WASHINGTON – On Nov. 18, the World Trade Organization ruled in favor of Canada and Mexico and made official its finding that the US Country of Origin Labeling (COOL) law violates WTO rules. The US will likely appeal the panel’s decision to the WTO Appellate Body, but most observers believe such an appeal is unlikely to succeed and the result will not change. This will likely pave the way for Canada and Mexico, and maybe other countries, to place punitive tariffs on an equivalent amount of US products, states the Nov. 23 edition of the National Chicken Council’s Washington Report.

If the panel’s decision stands, the US must amend the Agricultural Marketing Act of 1946 and the COOL regulations to conform US law to the WTO panel’s decision or may otherwise resolve this dispute with Canada and Mexico, analysts said.

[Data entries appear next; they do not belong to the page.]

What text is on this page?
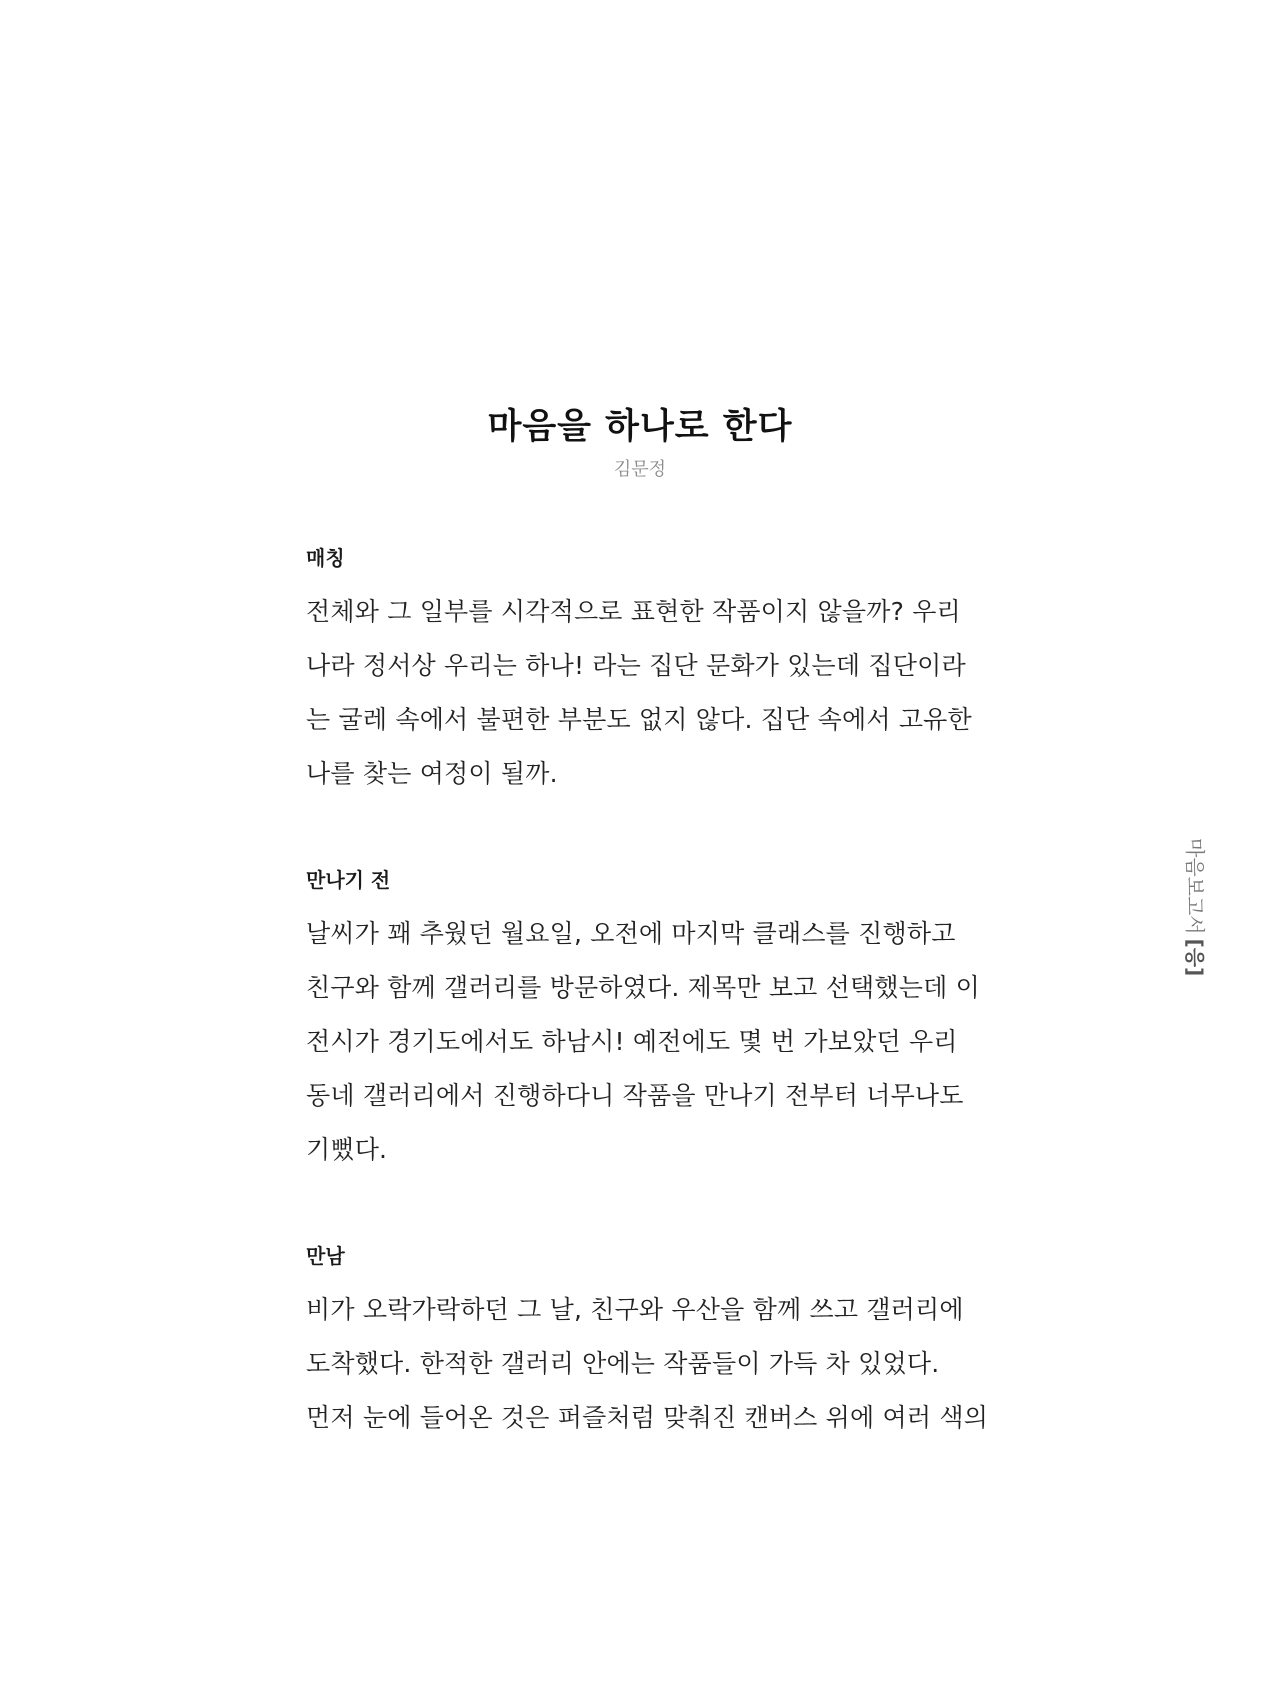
마음을 하나로 한다
김문정
마음보고서[응]
매칭

전체와 그 일부를 시각적으로 표현한 작품이지 않을까? 우리

나라 정서상 우리는 하나! 라는 집단 문화가 있는데 집단이라

는 굴레 속에서 불편한 부분도 없지 않다. 집단 속에서 고유한

나를 찾는 여정이 될까.

만나기 전

날씨가 꽤 추웠던 월요일, 오전에 마지막 클래스를 진행하고

친구와 함께 갤러리를 방문하였다. 제목만 보고 선택했는데 이

전시가 경기도에서도 하남시! 예전에도 몇 번 가보았던 우리

동네 갤러리에서 진행하다니 작품을 만나기 전부터 너무나도

기뻤다.

만남

비가 오락가락하던 그 날, 친구와 우산을 함께 쓰고 갤러리에

도착했다. 한적한 갤러리 안에는 작품들이 가득 차 있었다.

먼저 눈에 들어온 것은 퍼즐처럼 맞춰진 캔버스 위에 여러 색의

If the US appeals, which the US Trade Representative is currently considering, it will have one year after the appeal ruling is received to make changes to the law to avoid retaliatory trade restrictions.

Last week, the Food Marketing Institute’s Regulatory Counsel Erik Lieberman, said the World Trade Organization recognized what the supermarket industry had known all along – “that COOL is a protectionist law designed to make it more costly and difficult for retailers to sell imported foods.”

COOL has forced the industry to spend tens of millions of dollars each year on unnecessary regulatory burdens all for little or no benefit to consumers, Lieberman charged. “We fully agree with the conclusion of the panel that the COOL law fails to provide information in a meaningful way,” he added. “This year, COOL enforcement has become more burdensome than ever, making it challenging for retailers to carry imported meats, produce and seafood. Although the compliance rate for the program last year was 97 percent, this year, inspectors are demanding that more redundant records be maintained – at great cost to grocers.”

Lieberman said the COOL law will need to be repealed or rewritten in order for the US to meet its obligations to global trading partners.